It doesn’t matter how old an angler is, the sight of a bobber going under always brings excitement.
Watching children catch fish is even better. Bream have provided opportunities for these scenarios for generations untold. Methods and techniques are numerous and limited only by the imagination.
The term bream or brim is only one of the names for these little fighters. Some of the other popular names include but are not limited to: perch, shellcrackers, pumpkin seeds and sunfish. Whatever your family calls them, catching them is the fun part and eating them is even better.
The bream will be busy building beds, spawning, chasing each other and guarding fry for the next few weeks.
There are different subspecies but the two most correctly identified are the bluegill and the red-ear. There are some commercially-available breeds used for stocking ponds and lakes. The copper nosed bluegill is one of the commercials that reach huge sizes.
A bream weighing one pound is a trophy specimen. The copper nose, in managed waters, reaches two pounds. An old bream expert told me once “If bream grew to 5-6 pounds, saltwater tackle would be needed to land them.”
Humor was his goal, but ounce for ounce bream are ferocious fighters and awesome sport on light gear. An ultralight spinning outfit with 4-pound test monofilament will provide the most fun. The kid with the Snoopy rig will argue that last statement.
Cane poles are all that’s required, but the telescopic rods are really popular for the bream enthusiasts. Fly fishing is also an exciting way to catch “bull” bream during the bedding days of April. The bream will smack a well-placed, tiny surface fly.

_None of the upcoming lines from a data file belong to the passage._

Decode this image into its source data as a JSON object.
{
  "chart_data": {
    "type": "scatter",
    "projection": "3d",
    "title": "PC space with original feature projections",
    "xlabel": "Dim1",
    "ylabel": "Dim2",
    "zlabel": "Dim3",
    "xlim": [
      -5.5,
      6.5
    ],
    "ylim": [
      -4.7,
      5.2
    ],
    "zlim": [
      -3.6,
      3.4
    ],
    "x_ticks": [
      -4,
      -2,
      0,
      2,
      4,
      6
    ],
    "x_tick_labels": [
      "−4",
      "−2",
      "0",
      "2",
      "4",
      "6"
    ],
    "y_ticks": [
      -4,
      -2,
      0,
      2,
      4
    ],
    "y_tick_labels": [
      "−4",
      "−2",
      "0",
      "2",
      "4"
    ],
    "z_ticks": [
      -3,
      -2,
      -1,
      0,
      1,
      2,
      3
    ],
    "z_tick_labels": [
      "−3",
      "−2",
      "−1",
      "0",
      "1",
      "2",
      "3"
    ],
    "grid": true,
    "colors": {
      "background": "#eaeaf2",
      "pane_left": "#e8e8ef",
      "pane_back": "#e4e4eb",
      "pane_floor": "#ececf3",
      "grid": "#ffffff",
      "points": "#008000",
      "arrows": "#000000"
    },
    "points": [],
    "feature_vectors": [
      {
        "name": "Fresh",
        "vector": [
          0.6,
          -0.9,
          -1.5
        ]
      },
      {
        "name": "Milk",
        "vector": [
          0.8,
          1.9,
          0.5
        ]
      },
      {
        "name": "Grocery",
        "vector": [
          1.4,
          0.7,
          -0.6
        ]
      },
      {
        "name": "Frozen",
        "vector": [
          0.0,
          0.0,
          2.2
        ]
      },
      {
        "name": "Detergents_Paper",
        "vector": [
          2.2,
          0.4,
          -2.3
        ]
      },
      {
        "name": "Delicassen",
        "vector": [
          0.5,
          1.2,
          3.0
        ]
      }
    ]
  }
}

A number 6 hook baited with virtually anything will get bites. Crickets, meal worms and worms are the most popular for bait. Bread, wasp larvae, catalpa worms and grasshoppers are all welcome. Keep in mind, separating your bait from your hook is quick work for bream, and bites are almost instant in an active spawning area.
Look for shallow, sandy areas with the tell-tale craters the fish build for nests. These beds do not necessarily have to be near the bank. Red-ear are known for bedding a little deeper, and a typical red-ear will be bigger than bluegills which adds to the fish fry. An afternoon will usually be plenty of time to hit several different spawning locations.
The larger fish always seem to bite first and when the size starts to decline, move on to the next bedding area.
Fry them whole or filets if the fish are big enough. Baked or grilled is also a delicious method. The meat has a light, sweet flavor and will most likely have you planning another bream trip soon.